15 Small Things That Make A Big Impact Toward A Child’s Independence

I’m not sure how it is like in your home but in many homes one of the biggest fights between parents and children is the battle for independence. As much as it is hard for a parent to fully accept their child growing up and leaving the nest, it is our role as parents to help support our children in their quest toward self-sufficiency and adulthood.

The goal is to have kids be independent with the things they HAVE TO be independent with such as cleaning up their own toys. What I notice often (and I am guilty of it) is that we expect our kids to be independent in the things WE want them to be independent in and tell them no to the things THEY want do do on their own. How often do we tell our kids they aren’t allowed to pick their own clothes or brush their own hair because they are too little but we expect them to clean up a room of toys by themselves!? It is a confusing message to the kids. The reality is that when we support them in their growth even when we think they aren’t ready, they are more willing to grow in the areas we want them to grow in. If you allow them to feel independent enough to brush their own hair, put away their own clothes when they ask to help, or many of the other areas they may ask to help us in, then they will develop the confidence to clean up after their own toys or do those other activities that they feel that they can’t do.

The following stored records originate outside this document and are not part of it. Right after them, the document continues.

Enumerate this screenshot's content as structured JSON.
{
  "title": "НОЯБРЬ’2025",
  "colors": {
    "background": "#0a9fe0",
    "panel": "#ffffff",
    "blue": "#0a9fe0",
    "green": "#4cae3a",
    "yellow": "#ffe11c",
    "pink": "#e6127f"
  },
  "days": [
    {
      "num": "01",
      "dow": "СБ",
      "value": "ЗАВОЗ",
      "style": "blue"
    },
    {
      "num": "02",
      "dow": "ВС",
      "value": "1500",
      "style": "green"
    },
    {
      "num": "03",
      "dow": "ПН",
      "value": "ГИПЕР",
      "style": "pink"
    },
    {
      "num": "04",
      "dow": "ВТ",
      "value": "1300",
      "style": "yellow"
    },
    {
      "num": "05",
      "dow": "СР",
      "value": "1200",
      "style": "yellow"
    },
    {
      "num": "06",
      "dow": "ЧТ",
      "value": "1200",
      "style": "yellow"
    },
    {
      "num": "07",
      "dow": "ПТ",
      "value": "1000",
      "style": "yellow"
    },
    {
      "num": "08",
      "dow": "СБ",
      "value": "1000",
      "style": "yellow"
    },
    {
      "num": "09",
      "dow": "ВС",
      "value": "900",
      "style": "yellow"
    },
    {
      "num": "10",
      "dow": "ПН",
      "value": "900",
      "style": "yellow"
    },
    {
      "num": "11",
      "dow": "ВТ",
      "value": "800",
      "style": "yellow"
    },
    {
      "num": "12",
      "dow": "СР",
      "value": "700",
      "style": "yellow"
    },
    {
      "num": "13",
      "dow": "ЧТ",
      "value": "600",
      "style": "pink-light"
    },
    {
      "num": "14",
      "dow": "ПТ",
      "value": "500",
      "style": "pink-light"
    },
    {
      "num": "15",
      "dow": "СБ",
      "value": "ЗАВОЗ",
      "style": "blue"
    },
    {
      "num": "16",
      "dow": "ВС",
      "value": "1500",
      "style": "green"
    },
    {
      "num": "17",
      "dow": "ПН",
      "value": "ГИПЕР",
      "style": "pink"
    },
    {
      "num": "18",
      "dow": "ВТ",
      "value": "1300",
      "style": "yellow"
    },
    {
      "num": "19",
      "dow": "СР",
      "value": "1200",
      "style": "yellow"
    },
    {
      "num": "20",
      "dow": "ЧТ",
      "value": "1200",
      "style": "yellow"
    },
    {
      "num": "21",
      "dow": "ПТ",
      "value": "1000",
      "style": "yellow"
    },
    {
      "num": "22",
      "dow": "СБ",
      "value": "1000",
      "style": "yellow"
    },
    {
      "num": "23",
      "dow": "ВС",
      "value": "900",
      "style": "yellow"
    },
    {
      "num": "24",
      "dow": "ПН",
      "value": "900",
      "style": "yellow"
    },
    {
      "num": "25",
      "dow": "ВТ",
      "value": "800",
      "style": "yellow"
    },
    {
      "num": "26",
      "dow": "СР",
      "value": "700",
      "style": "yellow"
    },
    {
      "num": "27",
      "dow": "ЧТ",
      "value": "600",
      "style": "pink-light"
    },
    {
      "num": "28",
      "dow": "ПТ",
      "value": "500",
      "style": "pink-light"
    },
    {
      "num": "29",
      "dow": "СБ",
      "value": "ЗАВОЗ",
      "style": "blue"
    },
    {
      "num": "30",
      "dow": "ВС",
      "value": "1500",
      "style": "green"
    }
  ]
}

There are some simple things that you as a parent can do now that can be a big impact for a child to feel independent and with some feelings of control. These are 10 small things that you can allow your child be independent with yet will bring so many positive feelings for your child and can even help eliminate some of the behaviors related to control. These are things that are helpful for them to start doing around the age of 4 depending on their developmental level.

Some of these options may involve a mess. That is ok! Letting them make a mess is part of the growth in themselves and in yourself in challenging that control part of you. They may have to get things wrong once (or maybe more often) in order for them to learn how to do it right. Part of them making a mess is also having them be a part of cleaning up the mess. Remember to stay calm and allow it to be just a part of the process. Praise them for the things they did right, praise them for their efforts, and praise them for even having the bravery to try something new and on their own.

  1. Let them wash their own body (although you can help them with the parts that are hard for them to get)

  2. Get themselves dressed

  3. Pick out their own clothes

  4. Pour their own bowl of snacks

  5. Put their own dish(es) in the dishwasher

  6. Put away dishes from the dishwasher

  7. Brushing their own hair (although you may have to go over it just to “double check”)

  8. Asking them what they want to help clean. They often like to try to vacuum or use the spray to clean windows or doors.

  9. Allow them to help you fold and put their own clothes away in the drawers

  10. Brush their own teeth (again, you will need to go over it once more)

  11. Plate their own food

  12. Order their own meal at a restaurant

  13. Let them scan some of the food or even their own food at the grocery store

  14. Feed the pets

  15. Cooking or baking (they can pour things that aren’t hot, stir, or even grab the items from cabinets that are needed for the recipe)

Remember that if a child wants to help or even try to help, honor that. Unless the thing they want to help with is unsafe, let them grow in their independence, try to learn new things, and let them learn how to make mistakes and “fail” at something.